Seek Out Tradebook’s Ray Tierney, Give Him A Fist-Bump, and Toss Him A Schlitz!
Bloomberg vs NYSE II – Fist Bump and a Schlitz
A few weeks back, we pointed out an outstanding comment letter written by Bloomberg’s Gary Stone and Ray Tierney III, written in response to NYSE’s intent to a) create a Day ISO and b) start using Add Liquidity Only (ALO) modifiers on limit orders. You can read that September 24th note here.
Just days after the Bloomberg letter was filed with the SEC, NYSE responded. Their comment letter addressed objections raised not only by Bloomberg’s comment letter, but also concerns raised by Haim Bodek in his separate comment letter. Essentially, NYSE’s position is:
– That the order types do promote fair trade, are consistent with Reg NMS Rule 610(d). These order types/modifiers are not Reg NMS concerns. These order types encourage displayed liquidity.
– Bloomberg and Bodek bring up great Reg NMS discussion points, but NYSE’s proposal is not the proper forum for them – the review of those letters should be delayed, and their assertions addressed at a later time and in a general forum.
– The order types do not queue-jump as Bodek asserts, and while they could be used to determine existence of a hidden order on NYSE, they can’t be used to ascertain how much is hidden.
– The other exchanges have these order types – it would be unfair to just pick on NYSE.
– The ALO and Day ISO absolutely are Reg NMS concerns. The Day ISO is not a debate point; it violates Reg NMS!
– In 2004 Bloomberg commented to the SEC that Rule 610/611 were unnecessary, and if Bloomberg wanted to talk about removing the ban on locked and crossed markets… then NYSE would be correct in their position that a later and more general forum is better for “market structure issues.” However Bloomberg now is only asking that the SEC be consistent and force NYSE (and other exchanges) to follow the Reg NMS rules implemented by the SEC.

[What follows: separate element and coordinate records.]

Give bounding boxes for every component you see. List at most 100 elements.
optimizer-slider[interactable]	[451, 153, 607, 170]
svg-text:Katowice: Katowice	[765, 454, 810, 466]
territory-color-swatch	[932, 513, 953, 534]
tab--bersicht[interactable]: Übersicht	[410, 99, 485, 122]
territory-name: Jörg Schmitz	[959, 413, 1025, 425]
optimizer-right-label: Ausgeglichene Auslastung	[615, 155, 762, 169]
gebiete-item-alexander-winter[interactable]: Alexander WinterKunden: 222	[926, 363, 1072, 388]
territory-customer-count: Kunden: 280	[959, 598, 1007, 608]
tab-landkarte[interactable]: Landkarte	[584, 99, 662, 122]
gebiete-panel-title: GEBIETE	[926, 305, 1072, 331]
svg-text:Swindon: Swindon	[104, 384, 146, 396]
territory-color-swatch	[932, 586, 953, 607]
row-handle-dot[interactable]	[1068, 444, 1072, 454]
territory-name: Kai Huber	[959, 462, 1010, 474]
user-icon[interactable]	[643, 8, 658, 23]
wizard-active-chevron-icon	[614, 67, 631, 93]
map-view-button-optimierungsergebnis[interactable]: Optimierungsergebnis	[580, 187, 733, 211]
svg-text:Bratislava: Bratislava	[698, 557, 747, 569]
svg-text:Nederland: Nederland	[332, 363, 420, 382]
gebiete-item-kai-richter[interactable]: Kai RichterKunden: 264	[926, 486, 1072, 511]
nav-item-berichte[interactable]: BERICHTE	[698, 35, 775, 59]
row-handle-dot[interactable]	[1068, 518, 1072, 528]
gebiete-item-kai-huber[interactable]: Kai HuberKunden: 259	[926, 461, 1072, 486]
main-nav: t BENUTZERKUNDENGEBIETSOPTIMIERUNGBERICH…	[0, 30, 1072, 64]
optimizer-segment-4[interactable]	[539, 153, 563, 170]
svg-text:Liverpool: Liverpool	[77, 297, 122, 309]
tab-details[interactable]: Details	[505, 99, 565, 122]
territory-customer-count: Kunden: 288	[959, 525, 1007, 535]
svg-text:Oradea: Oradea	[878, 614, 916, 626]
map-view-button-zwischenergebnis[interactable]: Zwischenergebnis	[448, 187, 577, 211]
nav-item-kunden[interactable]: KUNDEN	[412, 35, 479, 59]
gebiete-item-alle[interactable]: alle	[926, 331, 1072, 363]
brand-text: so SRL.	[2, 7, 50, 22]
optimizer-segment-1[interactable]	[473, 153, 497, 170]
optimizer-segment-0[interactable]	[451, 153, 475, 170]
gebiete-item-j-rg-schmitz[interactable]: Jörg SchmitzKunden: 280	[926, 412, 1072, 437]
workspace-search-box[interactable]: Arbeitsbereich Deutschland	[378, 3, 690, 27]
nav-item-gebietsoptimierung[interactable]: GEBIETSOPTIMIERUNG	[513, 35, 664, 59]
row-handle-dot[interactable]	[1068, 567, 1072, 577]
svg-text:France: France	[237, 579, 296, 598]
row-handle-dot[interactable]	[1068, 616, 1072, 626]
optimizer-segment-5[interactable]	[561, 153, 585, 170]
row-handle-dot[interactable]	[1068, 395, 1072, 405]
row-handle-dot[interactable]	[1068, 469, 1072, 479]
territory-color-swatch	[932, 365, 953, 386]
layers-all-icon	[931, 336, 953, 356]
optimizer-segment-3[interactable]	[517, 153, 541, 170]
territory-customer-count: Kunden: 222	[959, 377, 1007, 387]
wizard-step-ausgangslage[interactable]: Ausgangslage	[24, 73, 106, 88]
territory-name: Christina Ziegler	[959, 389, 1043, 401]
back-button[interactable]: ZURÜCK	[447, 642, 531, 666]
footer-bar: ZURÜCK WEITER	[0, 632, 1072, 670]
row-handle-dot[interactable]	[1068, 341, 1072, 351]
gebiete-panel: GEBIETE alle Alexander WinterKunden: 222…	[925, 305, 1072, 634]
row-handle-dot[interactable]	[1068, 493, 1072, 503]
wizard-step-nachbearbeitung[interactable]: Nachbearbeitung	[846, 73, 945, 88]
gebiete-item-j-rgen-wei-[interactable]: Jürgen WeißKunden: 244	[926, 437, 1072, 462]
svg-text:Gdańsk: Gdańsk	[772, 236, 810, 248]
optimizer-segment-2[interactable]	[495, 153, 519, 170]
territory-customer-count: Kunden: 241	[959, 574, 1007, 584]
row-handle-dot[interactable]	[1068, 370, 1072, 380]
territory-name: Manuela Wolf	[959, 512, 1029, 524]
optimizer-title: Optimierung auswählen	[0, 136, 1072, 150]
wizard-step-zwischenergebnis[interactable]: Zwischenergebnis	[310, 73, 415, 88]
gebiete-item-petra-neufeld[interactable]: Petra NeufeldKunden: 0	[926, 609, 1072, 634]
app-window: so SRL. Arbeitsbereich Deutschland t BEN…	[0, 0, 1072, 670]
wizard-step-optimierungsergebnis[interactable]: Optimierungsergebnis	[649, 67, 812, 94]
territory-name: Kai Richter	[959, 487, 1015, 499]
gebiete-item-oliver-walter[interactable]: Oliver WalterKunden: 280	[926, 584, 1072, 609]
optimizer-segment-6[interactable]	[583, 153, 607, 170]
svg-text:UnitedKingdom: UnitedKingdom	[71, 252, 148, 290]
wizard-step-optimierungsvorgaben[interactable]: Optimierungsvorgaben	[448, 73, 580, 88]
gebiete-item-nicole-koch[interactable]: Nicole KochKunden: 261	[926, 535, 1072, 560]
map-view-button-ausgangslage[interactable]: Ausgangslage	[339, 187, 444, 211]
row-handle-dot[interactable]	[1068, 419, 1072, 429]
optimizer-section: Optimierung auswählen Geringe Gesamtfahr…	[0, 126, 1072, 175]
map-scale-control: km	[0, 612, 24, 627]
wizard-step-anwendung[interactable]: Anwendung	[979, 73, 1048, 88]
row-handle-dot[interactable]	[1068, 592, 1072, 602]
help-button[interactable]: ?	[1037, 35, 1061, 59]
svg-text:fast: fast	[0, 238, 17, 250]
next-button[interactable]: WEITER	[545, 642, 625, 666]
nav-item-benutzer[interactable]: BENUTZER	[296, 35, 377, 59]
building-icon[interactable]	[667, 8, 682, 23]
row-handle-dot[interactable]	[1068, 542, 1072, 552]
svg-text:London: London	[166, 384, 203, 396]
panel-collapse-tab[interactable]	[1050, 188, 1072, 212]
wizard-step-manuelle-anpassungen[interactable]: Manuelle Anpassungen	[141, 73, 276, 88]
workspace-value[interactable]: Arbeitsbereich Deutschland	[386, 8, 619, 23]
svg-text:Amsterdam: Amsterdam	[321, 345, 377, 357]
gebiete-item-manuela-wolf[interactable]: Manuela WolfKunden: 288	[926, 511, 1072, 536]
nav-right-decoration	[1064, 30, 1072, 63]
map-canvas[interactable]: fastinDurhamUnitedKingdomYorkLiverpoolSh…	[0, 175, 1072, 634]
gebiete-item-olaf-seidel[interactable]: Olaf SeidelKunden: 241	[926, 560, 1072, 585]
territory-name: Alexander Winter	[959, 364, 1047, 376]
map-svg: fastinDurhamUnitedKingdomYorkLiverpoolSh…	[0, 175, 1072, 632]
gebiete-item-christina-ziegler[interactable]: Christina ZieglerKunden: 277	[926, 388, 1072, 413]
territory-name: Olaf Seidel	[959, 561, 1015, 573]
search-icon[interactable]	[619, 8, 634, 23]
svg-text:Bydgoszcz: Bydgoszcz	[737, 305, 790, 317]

– Bloomberg asks the SEC to provide guidance to the market- to all exchanges using ALO and Day ISO. Bloomberg agrees with NYSE, and reminds them that in the first Bloomberg letter it was stressed that a ruling and guidance should apply to all market centers.
Bloomberg also makes one other point we think is very important. Embedded in all other exchanges’ / market centers’ rationale for allowing Post-only Day ISOs is reasoning that the responsibility for checking the Protected Bid and Offer (PBBO) and satisfying Rule 610/611 is being performed by the participant entering the order. Bloomberg says differently; they contend it would be improper for an exchange to abrogate that responsibility to a trading firm member. They point out that only SRO’s are allowed to “ship and post” in Reg NMS.
“The Commission was quite clear that only SROs could “ship and post” because compliance with Rule 610 is solely an SRO responsibility due to the fact that the SRO is the only entity in the national market that can post a protected quote.”
For what it’s worth, if any of you read Nanex’s (Eric Hunsader) blog even occasionally, this is a point he has very consistently made for years.
Bloomberg’s response to NYSE’s response to Bloomberg’s response to NYSE’s SEC order type proposal for ALO and Day ISO (phew – say that five times quickly!) is well thought out, and expertly documented.
Bloomberg’s positions are correct in our view. We are pleased to see the highly credible Bloomberg Tradebook take leadership in market structure issues. They join the ranks of Morgan Stanley’s Silverman and Patel, and we should collectively thank all of them.
If you happen to bump into Ray Tierney, please be sure to give him a fist-bump and toss him a Schlitz!